Led by Strathclyde's Professor Jillian MacBryde, the ‘Pioneer Project’ funded by the Economic and Social Research Council through the Productivity Insights Network (PIN), probes how productivity is managed and measured within different sectors.
The aim is to provide a new insight into the realities of productivity and to highlight the key influences that drive, hold back and enable it for UK manufacturers.
Professor MacBryde said: “The project came about after a conversation with fellow manufacturing professors and us all saying we had seen all the UK headlines about productivity being poor. We agreed that wasn’t really what we were hearing when we went out to see manufacturers as it’s far from all doom and gloom.
The thing that struck us is that when manufacturers talk about productivity they weren’t really talking about the same thing as the economists and the politicians.

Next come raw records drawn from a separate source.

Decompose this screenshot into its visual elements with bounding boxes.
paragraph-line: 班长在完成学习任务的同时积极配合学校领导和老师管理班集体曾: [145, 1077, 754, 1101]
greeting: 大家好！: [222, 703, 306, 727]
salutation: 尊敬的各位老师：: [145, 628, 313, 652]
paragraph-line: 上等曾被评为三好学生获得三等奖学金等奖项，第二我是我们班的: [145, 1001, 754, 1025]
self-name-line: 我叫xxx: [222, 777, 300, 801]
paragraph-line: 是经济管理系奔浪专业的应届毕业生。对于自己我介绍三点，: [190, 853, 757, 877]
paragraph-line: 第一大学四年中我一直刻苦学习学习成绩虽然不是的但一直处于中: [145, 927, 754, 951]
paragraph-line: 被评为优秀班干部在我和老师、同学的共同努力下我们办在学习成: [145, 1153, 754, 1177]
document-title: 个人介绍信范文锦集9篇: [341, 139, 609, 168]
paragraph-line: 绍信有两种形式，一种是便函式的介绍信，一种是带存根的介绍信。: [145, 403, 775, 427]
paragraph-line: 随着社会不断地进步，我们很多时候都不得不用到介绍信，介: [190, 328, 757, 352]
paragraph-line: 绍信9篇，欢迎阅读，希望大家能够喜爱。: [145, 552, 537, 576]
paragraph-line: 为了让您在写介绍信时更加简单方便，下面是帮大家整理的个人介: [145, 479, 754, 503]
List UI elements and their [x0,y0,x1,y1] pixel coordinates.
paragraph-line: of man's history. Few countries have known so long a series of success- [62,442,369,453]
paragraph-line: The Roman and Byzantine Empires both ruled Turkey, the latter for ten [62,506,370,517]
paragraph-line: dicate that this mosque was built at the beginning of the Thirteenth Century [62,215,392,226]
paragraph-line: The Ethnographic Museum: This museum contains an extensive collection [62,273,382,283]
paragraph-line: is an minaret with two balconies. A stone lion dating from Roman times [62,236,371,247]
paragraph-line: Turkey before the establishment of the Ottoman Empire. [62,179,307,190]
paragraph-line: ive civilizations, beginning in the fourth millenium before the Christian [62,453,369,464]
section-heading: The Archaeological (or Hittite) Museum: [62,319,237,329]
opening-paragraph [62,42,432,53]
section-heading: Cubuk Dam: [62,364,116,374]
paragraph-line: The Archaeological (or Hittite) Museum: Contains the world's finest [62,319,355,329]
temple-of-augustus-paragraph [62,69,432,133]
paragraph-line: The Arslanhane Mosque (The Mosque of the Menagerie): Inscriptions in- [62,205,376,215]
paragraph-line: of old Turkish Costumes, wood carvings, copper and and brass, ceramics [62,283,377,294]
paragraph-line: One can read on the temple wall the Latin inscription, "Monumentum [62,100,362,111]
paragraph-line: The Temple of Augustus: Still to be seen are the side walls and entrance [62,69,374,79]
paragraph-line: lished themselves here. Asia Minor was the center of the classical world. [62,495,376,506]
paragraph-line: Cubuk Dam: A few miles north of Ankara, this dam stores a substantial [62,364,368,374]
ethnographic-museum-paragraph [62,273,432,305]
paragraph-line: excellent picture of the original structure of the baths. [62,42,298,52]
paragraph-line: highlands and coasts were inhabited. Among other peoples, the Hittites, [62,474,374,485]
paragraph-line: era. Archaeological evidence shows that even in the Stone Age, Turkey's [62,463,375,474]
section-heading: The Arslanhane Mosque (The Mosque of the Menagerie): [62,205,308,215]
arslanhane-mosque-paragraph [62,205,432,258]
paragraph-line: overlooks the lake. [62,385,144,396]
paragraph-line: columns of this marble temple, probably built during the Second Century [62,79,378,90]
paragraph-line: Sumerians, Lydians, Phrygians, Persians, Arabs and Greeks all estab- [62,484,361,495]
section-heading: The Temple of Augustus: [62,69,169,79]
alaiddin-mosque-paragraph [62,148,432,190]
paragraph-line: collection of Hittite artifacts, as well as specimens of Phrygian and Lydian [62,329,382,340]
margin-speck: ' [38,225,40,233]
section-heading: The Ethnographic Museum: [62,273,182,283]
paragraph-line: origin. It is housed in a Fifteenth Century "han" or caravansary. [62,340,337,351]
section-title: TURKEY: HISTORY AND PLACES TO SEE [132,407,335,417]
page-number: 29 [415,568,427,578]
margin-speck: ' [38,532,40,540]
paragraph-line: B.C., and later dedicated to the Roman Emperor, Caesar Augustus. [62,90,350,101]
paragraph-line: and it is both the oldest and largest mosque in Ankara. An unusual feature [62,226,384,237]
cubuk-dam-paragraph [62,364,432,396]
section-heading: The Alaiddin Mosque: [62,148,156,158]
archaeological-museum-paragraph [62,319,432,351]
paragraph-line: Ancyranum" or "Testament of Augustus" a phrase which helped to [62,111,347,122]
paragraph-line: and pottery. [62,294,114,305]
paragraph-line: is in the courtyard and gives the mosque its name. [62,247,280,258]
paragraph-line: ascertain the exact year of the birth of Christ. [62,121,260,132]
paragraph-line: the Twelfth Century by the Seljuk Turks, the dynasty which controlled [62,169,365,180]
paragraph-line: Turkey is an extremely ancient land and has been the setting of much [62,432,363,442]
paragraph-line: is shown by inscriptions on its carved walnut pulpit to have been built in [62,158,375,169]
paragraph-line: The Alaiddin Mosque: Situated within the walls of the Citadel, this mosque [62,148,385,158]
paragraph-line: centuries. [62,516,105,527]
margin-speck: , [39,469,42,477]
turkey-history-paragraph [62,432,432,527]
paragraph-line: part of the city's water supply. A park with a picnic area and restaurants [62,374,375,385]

“I think at the outset our project was saying that if productivity is so important at the national level, then surely you have to bring that down to the level of the firms and the people within them?
“We’re not really seeing that happen, we’re seeing conversations between the economists and politicians but really we need to engage the people who are in the firms making the things.”
Along with partners in the project, Professors Peter Ball at the University of York, Ben Clegg at Aston University and Palie Smart at Bristol University, the workforces of UK firms in the aerospace, automotive, food and drink and pharmaceutical sectors are being interviewed.
Staff from senior executives, through to management and those on the shop floor, will be asked their views on productivity.
Professor MacBryde added: "For the first time we are going into manufacturing organisations and asking them if they talk about productivity and what it means to them.
“Early indicators show that they’re not talking about the same thing as the economists and politicians and they’re not even talking about the same thing when you go from company to company.
“For some companies they are talking purely about efficiency, but it’s not enough just being efficient. You can take as much waste out of the system as possible, but actually if you’re not being effective and serving the right markets, then your business could still be in big trouble.
“We can see examples of companies who have been very efficient but they haven’t succeeded.”
The findings will be shared with industry and policymakers and will be used to inform UK policy. Participants will also be invited to a UK-wide series of round-table forums for industry and Government.
Professor MacBryde added: “I think the findings will be interesting to politicians and means that the voice of people in industry can be heard by policy makers.”
The Productivity Insights Network programme will have further calls for proposals which provides an opportunity for the University to bid for funding to build on existing work and allow collaboration across departments or Faculties in this area.